Critério cronológico será substituído pelo de gravidade, medido por modelo matemático

Após 17 dias de atraso, começam a vigorar hoje as novas regras que norteiam a distribuição de fígados na fila única de transplantes. O critério cronológico (tempo em lista) será substituído pelo de gravidade.

As mudanças buscam reduzir a mortalidade na fila de espera, que chega a 60%, mas, sozinhas, não terão o impacto esperado, avaliam médicos e a associação dos doentes hepáticos.

Anunciadas para o dia 30 de junho, as novas regras sofreram atraso devido às readequações nos sistemas de informática das centrais de transplante e à necessidade de novos exames dos pacientes que estão na fila, segundo o Ministério da Saúde.

Hoje, 7.000 pessoas aguardam um transplante de fígado no país -3.000 no Estado de São Paulo, onde a espera dura em média três anos.

Pela nova regra, a gravidade será avaliada pelo Meld (Model for End-Stage Liver Disease), um modelo matemático que se baseia em três exames laboratoriais e atribui pontos para cada paciente.

Os números vão de 6 a 40. Quanto maior o valor, maior a gravidade e menor o tempo de vida previsto para o doente. São considerados casos graves aqueles que têm um índices acima de 16. O Meld é usado nos EUA desde 2001.

Segundo o médico Silvano Raia, da Fundação do Fígado de São Paulo, a ordem cronológica, iniciada em 97, teve méritos, como evitar que pacientes com mais recursos financeiros fossem privilegiados na fila.

Para ele, a mudança do critério é necessária porque muitos pacientes são incluídos na fila mesmo antes de necessitarem de um fígado novo. O Ministério da Saúde diz que, dos atuais inscritos, 61% não precisam de um transplante imediato.

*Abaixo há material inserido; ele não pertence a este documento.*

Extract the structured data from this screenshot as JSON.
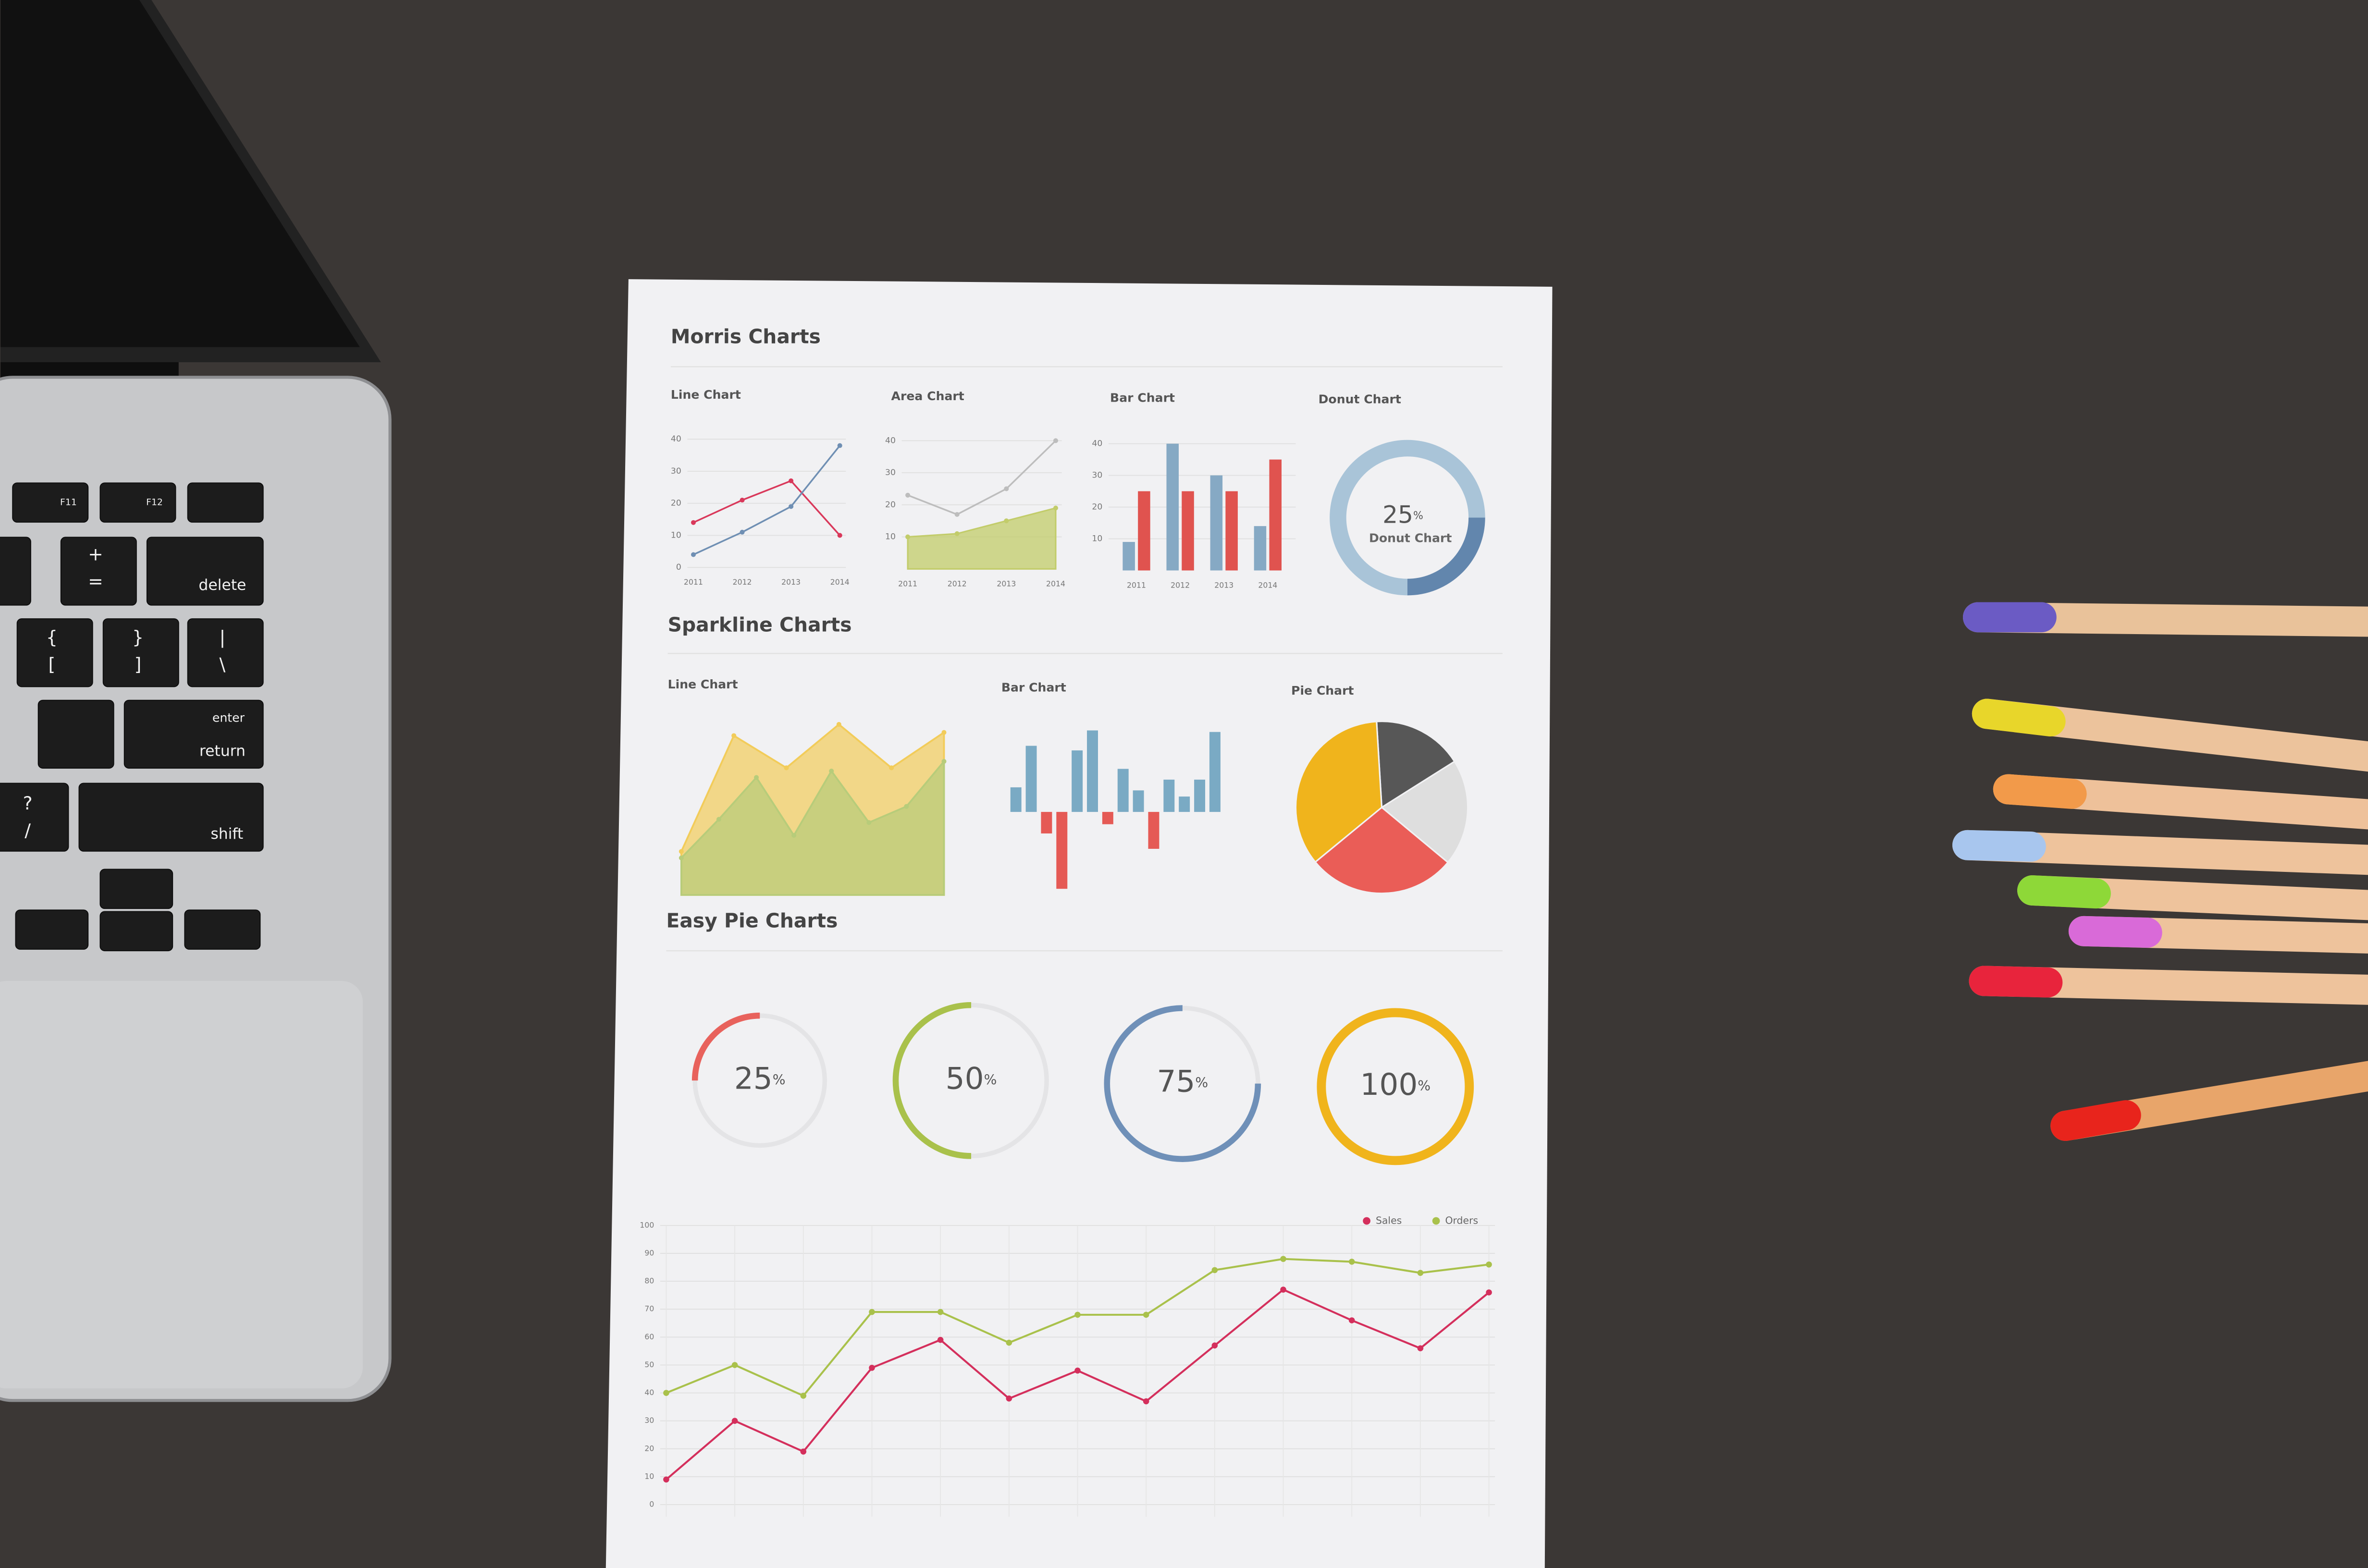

Uma preocupação do médico, no entanto, é que a mudança de critério aumente o índice de mortes após a realização de transplante em razão da gravidade dos pacientes.

O médico Paulo Massarolo, secretário da ABT (Associação Brasileira de Transplantes), diz esperar que as novas regras sejam flexíveis para atender casos graves de pessoas que necessitam do transplante, mas que não têm o número de pontos exigidos para a cirurgia.

“Tenho uma paciente que está em coma, com encefalopatia, mas não tem Meld para o transplante. Os exames estão razoáveis. São exceções freqüentes.” Massarolo estima que de 10% a 20% dos pacientes do serviço que dirige na Santa Casa de São Paulo estejam nessa situação.

Segundo o Ministério da Saúde, esses casos serão avaliadas pela câmara técnica do fígado, instituída pela pasta.

Mudanças

Na opinião de Ervin Moretti, presidente da Transpática (associação que reúne os transplantados e doentes do fígado), além das novas regras, é preciso investir em outras ações para reduzir a mortalidade.

Segundo ele, há problemas na estrutura da captação de órgãos, em especial nos hospitais privados. “O problema não é apenas falta de órgãos. Muitos hospitais não têm nem comissões internas de transplante.”

Moretti também defende investimentos para melhorar a fase do pós-transplante, especialmente no primeiro ano, quando 25% dos pacientes morrem. “Alguns hospitais fazem o transplante, mas não dão seguimento no pós-cirúrgico.”

Outro problema, diz ele, é a falta de leitos de UTI para manter o paciente em morte cerebral até o transplante. Em razão da escassez de leitos, há controvérsias sobre o seu uso em casos de morte cerebral.